I believe that our record in 2007, with two new product approvals, coupled with another approval already granted in 2008, shows that Merck is continuing to do what it has always done best – discover and develop new medicines and vaccines that address some of the most pressing unmet medical needs in the world.

Our robust late stage pipeline, combined with our strong early stage pipeline, is the platform on which Merck’s long-term growth will be constructed.

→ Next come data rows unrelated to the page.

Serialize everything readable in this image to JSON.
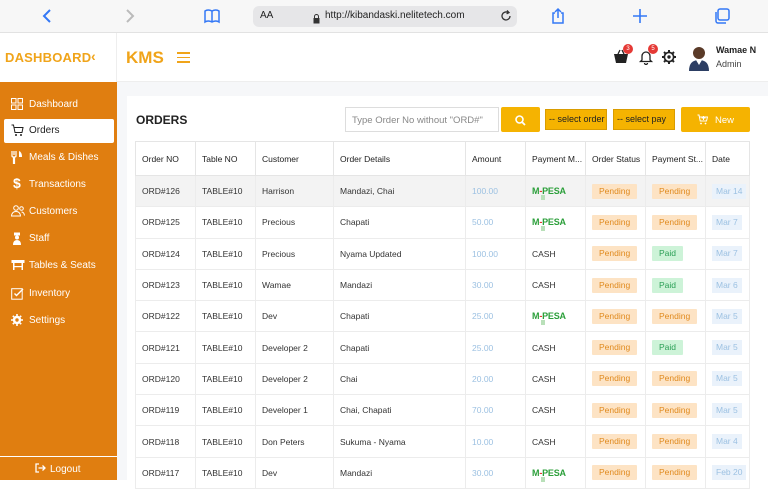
{
  "browser": {
    "text_size_label": "AA",
    "url": "http://kibandaski.nelitetech.com"
  },
  "sidebar": {
    "title": "DASHBOARD",
    "items": [
      {
        "label": "Dashboard",
        "icon": "grid-icon"
      },
      {
        "label": "Orders",
        "icon": "cart-icon",
        "active": true
      },
      {
        "label": "Meals & Dishes",
        "icon": "utensils-icon"
      },
      {
        "label": "Transactions",
        "icon": "dollar-icon"
      },
      {
        "label": "Customers",
        "icon": "users-icon"
      },
      {
        "label": "Staff",
        "icon": "staff-icon"
      },
      {
        "label": "Tables & Seats",
        "icon": "table-icon"
      },
      {
        "label": "Inventory",
        "icon": "inventory-icon"
      },
      {
        "label": "Settings",
        "icon": "gear-icon"
      }
    ],
    "logout_label": "Logout"
  },
  "topbar": {
    "brand": "KMS",
    "cart_badge": "3",
    "bell_badge": "5",
    "user_name": "Wamae N",
    "user_role": "Admin"
  },
  "orders": {
    "title": "ORDERS",
    "search_placeholder": "Type Order No without \"ORD#\"",
    "filter1": "-- select order",
    "filter2": "-- select pay",
    "new_label": "New",
    "columns": [
      "Order NO",
      "Table NO",
      "Customer",
      "Order Details",
      "Amount",
      "Payment M...",
      "Order Status",
      "Payment St...",
      "Date"
    ],
    "rows": [
      {
        "order_no": "ORD#126",
        "table_no": "TABLE#10",
        "customer": "Harrison",
        "details": "Mandazi, Chai",
        "amount": "100.00",
        "payment_method": "MPESA",
        "order_status": "Pending",
        "payment_status": "Pending",
        "date": "Mar 14"
      },
      {
        "order_no": "ORD#125",
        "table_no": "TABLE#10",
        "customer": "Precious",
        "details": "Chapati",
        "amount": "50.00",
        "payment_method": "MPESA",
        "order_status": "Pending",
        "payment_status": "Pending",
        "date": "Mar 7"
      },
      {
        "order_no": "ORD#124",
        "table_no": "TABLE#10",
        "customer": "Precious",
        "details": "Nyama Updated",
        "amount": "100.00",
        "payment_method": "CASH",
        "order_status": "Pending",
        "payment_status": "Paid",
        "date": "Mar 7"
      },
      {
        "order_no": "ORD#123",
        "table_no": "TABLE#10",
        "customer": "Wamae",
        "details": "Mandazi",
        "amount": "30.00",
        "payment_method": "CASH",
        "order_status": "Pending",
        "payment_status": "Paid",
        "date": "Mar 6"
      },
      {
        "order_no": "ORD#122",
        "table_no": "TABLE#10",
        "customer": "Dev",
        "details": "Chapati",
        "amount": "25.00",
        "payment_method": "MPESA",
        "order_status": "Pending",
        "payment_status": "Pending",
        "date": "Mar 5"
      },
      {
        "order_no": "ORD#121",
        "table_no": "TABLE#10",
        "customer": "Developer 2",
        "details": "Chapati",
        "amount": "25.00",
        "payment_method": "CASH",
        "order_status": "Pending",
        "payment_status": "Paid",
        "date": "Mar 5"
      },
      {
        "order_no": "ORD#120",
        "table_no": "TABLE#10",
        "customer": "Developer 2",
        "details": "Chai",
        "amount": "20.00",
        "payment_method": "CASH",
        "order_status": "Pending",
        "payment_status": "Pending",
        "date": "Mar 5"
      },
      {
        "order_no": "ORD#119",
        "table_no": "TABLE#10",
        "customer": "Developer 1",
        "details": "Chai, Chapati",
        "amount": "70.00",
        "payment_method": "CASH",
        "order_status": "Pending",
        "payment_status": "Pending",
        "date": "Mar 5"
      },
      {
        "order_no": "ORD#118",
        "table_no": "TABLE#10",
        "customer": "Don Peters",
        "details": "Sukuma - Nyama",
        "amount": "10.00",
        "payment_method": "CASH",
        "order_status": "Pending",
        "payment_status": "Pending",
        "date": "Mar 4"
      },
      {
        "order_no": "ORD#117",
        "table_no": "TABLE#10",
        "customer": "Dev",
        "details": "Mandazi",
        "amount": "30.00",
        "payment_method": "MPESA",
        "order_status": "Pending",
        "payment_status": "Pending",
        "date": "Feb 20"
      }
    ]
  },
  "colors": {
    "sidebar": "#e07e10",
    "accent": "#f5b301",
    "pending_bg": "#fde3c4",
    "paid_bg": "#cdf3d8"
  }
}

It is also the platform from which millions more, around the world, will build healthier, longer lives.

Thank you.

These remarks contain "forward-looking statements" as that term is defined in the Private Securities Litigation Reform Act of 1995. These statements are based on management's current expectations and involve risks and uncertainties, which may cause results to differ materially from those set forth in the statements. The forward-looking statements may include statements regarding product development, product potential or financial performance. No forward-looking statement can be guaranteed and actual results may differ materially from those projected. Merck undertakes no obligation to publicly update any forward-looking statement, whether as a result of new information, future events, or otherwise. Forward-looking statements in these remarks should be evaluated together with the many uncertainties that affect Merck's business, particularly those mentioned in the risk factors and cautionary statements in Item 1A of Merck's Form 10-K for the year ended Dec. 31, 2007, and in any risk factors or cautionary statements contained in the Company's periodic reports on Form 10-Q or current reports on Form 8-K, which the Company incorporates by reference.